The 12-year study in more than 4,000 people presented at ESC Congress assessed the relationship of salt intake and the development of heart failure. Estimation of individual salt intake is methodologically demanding and therefore suitable population-based cohorts are rare.
This study used 24 hour sodium extraction, which is considered the gold standard for salt intake estimation at individual level.
The study cohort was followed up for 12 years through computerised register linkage to National Health Records. Cases of incident heart failure were identified from the Causes of Death Register, the Hospital Discharge Register and drug reimbursement records. The association of salt intake in quintiles (<6.8g, 6.8-8.8g, 8.8-10.9g, 10.96-13.7g and >13.7g/day) and the risk of an incident new heart failure event was estimated.
During the follow-up, 121 men and women developed new heart failure. In an age, sex, study year and area adjusted model, hazard ratios in the 2nd, 3rd, 4th and 5th salt intake quintiles, compared to the 1st one, were: 0.83, 1.40, 1.70 and 2.10. After further adjustment for systolic blood pressure, serum total cholesterol level and body mass index the hazard ratios were: 1.13, 1.45, 1.56 and 1.75, respectively.
Jousilahti said that the heart does not like salt, adding that high salt intake markedly increases the risk of heart failure. "This salt-related increase in heart failure risk was independent of blood pressure."
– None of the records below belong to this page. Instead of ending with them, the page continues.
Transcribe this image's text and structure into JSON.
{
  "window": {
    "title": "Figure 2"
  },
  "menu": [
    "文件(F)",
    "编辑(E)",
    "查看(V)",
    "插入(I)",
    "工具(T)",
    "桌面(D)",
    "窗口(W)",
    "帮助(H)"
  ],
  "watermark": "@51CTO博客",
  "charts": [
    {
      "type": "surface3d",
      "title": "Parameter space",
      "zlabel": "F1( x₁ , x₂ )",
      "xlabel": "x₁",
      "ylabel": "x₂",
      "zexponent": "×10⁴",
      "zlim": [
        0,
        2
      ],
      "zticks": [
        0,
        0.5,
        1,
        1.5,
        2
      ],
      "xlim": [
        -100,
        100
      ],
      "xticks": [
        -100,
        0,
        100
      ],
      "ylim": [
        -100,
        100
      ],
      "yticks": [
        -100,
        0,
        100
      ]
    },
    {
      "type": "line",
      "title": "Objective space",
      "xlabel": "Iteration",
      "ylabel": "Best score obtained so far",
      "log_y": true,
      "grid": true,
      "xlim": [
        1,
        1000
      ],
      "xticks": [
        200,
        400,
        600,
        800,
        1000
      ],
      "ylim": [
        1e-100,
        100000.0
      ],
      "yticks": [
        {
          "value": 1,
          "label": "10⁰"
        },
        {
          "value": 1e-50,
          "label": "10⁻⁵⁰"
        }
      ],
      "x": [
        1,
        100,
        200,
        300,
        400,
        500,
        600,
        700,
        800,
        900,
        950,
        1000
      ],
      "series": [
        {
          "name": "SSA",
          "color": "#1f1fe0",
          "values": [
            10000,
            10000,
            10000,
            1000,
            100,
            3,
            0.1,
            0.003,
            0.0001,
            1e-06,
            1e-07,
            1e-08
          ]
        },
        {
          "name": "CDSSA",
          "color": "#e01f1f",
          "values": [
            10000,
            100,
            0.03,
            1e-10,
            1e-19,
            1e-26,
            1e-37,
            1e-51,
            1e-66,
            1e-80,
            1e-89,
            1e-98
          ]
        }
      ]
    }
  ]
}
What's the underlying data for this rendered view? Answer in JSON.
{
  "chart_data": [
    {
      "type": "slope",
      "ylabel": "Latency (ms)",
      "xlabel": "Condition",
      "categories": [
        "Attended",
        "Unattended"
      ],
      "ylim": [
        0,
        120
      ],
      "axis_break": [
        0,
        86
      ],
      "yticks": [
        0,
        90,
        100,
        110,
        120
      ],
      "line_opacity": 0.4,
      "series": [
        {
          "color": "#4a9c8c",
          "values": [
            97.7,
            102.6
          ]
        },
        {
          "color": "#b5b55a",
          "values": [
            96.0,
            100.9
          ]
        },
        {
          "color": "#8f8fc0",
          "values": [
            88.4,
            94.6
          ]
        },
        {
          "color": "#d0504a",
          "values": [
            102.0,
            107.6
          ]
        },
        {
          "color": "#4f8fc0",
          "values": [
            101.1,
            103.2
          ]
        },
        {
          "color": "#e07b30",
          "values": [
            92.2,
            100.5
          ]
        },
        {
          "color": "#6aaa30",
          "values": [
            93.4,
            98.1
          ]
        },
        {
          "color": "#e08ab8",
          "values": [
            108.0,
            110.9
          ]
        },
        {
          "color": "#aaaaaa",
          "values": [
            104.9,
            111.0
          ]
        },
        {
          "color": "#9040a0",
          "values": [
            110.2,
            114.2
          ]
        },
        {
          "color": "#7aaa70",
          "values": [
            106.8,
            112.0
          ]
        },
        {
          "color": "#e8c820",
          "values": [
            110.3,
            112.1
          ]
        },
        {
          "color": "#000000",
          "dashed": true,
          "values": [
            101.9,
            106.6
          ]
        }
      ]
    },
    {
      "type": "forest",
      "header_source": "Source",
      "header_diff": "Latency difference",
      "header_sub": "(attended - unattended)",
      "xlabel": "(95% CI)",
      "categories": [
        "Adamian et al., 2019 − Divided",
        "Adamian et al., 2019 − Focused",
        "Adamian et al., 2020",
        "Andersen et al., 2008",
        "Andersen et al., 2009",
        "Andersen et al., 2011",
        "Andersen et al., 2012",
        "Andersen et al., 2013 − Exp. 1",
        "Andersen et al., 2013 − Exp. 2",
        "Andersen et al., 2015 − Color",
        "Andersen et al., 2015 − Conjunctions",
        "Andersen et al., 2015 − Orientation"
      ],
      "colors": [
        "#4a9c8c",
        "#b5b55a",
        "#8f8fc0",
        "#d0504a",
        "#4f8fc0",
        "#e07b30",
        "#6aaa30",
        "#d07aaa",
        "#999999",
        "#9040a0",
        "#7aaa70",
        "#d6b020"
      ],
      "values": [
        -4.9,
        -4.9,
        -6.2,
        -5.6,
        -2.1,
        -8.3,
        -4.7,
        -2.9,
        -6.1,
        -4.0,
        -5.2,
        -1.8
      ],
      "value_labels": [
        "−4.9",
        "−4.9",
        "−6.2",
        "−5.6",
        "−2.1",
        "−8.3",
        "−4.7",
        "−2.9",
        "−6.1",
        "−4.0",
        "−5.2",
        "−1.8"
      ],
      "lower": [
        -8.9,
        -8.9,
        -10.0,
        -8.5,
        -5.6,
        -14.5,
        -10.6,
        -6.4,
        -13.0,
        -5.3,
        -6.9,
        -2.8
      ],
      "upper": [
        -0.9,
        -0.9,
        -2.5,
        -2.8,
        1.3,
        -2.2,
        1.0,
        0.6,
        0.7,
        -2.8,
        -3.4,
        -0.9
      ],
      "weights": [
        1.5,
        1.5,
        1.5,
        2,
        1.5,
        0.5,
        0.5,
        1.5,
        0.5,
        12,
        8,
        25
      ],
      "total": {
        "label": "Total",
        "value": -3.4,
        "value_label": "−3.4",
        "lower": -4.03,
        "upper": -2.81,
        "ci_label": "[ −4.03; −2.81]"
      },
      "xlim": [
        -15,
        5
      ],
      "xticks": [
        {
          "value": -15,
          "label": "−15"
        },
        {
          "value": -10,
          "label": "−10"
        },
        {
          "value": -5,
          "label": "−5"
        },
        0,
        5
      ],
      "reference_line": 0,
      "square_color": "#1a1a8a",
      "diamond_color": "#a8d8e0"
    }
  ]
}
"People who consumed more than 13.7 grams of salt daily had a two times higher risk of heart failure compared to those consuming less than 6.8 grams," he continued. "The optimal daily salt intake is probably even lower than 6.8 grams. The World Health Organization recommends a maximum of 5 grams per day and the physiological need is 2 to 3 grams per day."
Jousilahti concluded that studies in larger, pooled population cohorts are needed to make more detailed estimations of the increased heart failure risk associated with consuming salt.